The other factor, of course, is the practical constraints of operating in a highly centralized system designed around a water-intensive waste removal model. The infrastructure systems that supply us with resources and remove our byproducts are hardwired around the mindset of waste and plentiful water supply. Nearly all formal homes and buildings have been designed to accommodate the toilet and trash bin, not the compost heap. Meanwhile, the densities of many townships limit the amount of land available. Building and health codes combine to reinforce the physical infrastructure, as do municipal budgets, policing, health services, etc. Our food systems, from our diets to our packaging, similarly militate against composting.

This is the frustrating part—feeling trapped, wanting to make a change, willing to make a commitment, but unable to see how to act within a largely incompatible system. The entire city is locked into the system, needing to devote huge resources to a system that demands them, and making impractical serious investment in supporting an alternative compost-based system.

This is, really, the modern predicament, and it’s difficult to see a way out. A prerequisite, however, is the shift in our minds from thinking waste to thinking resource. There’s no other way, because the system itself is built on a mindset that makes fundamentally flawed assumptions about the value of our resources and the capacity to sustain our lifestyle. Until we allow ourselves to reconceptualize our waste, we will lack the incentive and perspective to retool our systems. Cape Town’s enormous resource and service challenges, spawning both from environmental limitations and massive societal inequality, provide the opportunity, and potentially the incentive, to support this mind shift. On the other hand, it also complicates these processes.

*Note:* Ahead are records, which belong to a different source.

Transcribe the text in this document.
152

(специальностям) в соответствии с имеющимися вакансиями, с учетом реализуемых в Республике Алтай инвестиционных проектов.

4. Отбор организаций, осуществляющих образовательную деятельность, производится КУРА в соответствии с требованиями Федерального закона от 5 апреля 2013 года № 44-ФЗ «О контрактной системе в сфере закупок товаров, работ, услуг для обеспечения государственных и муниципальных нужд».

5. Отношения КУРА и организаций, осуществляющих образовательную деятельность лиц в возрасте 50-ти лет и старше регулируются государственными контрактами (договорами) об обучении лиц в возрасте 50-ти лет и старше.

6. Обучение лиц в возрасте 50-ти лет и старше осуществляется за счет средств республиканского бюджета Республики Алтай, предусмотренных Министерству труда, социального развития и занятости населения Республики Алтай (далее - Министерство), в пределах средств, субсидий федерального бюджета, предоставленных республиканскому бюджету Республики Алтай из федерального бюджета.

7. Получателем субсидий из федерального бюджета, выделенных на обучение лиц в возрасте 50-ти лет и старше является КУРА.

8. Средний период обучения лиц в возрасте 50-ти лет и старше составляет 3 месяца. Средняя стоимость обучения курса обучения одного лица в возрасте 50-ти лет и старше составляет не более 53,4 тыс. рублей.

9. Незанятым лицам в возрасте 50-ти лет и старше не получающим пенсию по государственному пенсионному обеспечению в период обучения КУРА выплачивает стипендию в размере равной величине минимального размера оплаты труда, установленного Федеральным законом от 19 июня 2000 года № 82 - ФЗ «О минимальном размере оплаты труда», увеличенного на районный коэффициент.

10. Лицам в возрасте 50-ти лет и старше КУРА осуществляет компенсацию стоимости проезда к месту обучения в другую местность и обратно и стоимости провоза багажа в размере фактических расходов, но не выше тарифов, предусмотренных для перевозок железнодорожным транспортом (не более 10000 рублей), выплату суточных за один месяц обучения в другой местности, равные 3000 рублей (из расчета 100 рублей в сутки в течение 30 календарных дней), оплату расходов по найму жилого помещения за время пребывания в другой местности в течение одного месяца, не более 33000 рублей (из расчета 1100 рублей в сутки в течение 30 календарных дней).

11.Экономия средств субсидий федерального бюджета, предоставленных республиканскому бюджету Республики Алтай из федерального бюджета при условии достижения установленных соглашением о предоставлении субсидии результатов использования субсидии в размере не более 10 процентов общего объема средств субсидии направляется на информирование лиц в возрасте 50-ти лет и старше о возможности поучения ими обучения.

Where does all this leave me? At the moment, peeing in the compost bin, guiltily trashbagging my cat’s litter, and pondering whether my eight square meter balcony could handle humanuring (which I doubt, although I still daydream). I’ve got no good answers, except to continually reflect on my place in this mess, and to search for opportunities where I can assert control over my own metabolic cycle. And potentially second-guessing whether to test the water the next time I’m at the beach...

[Disclaimer: Please do your own research on composting, including humanure composting, before trying it yourself.]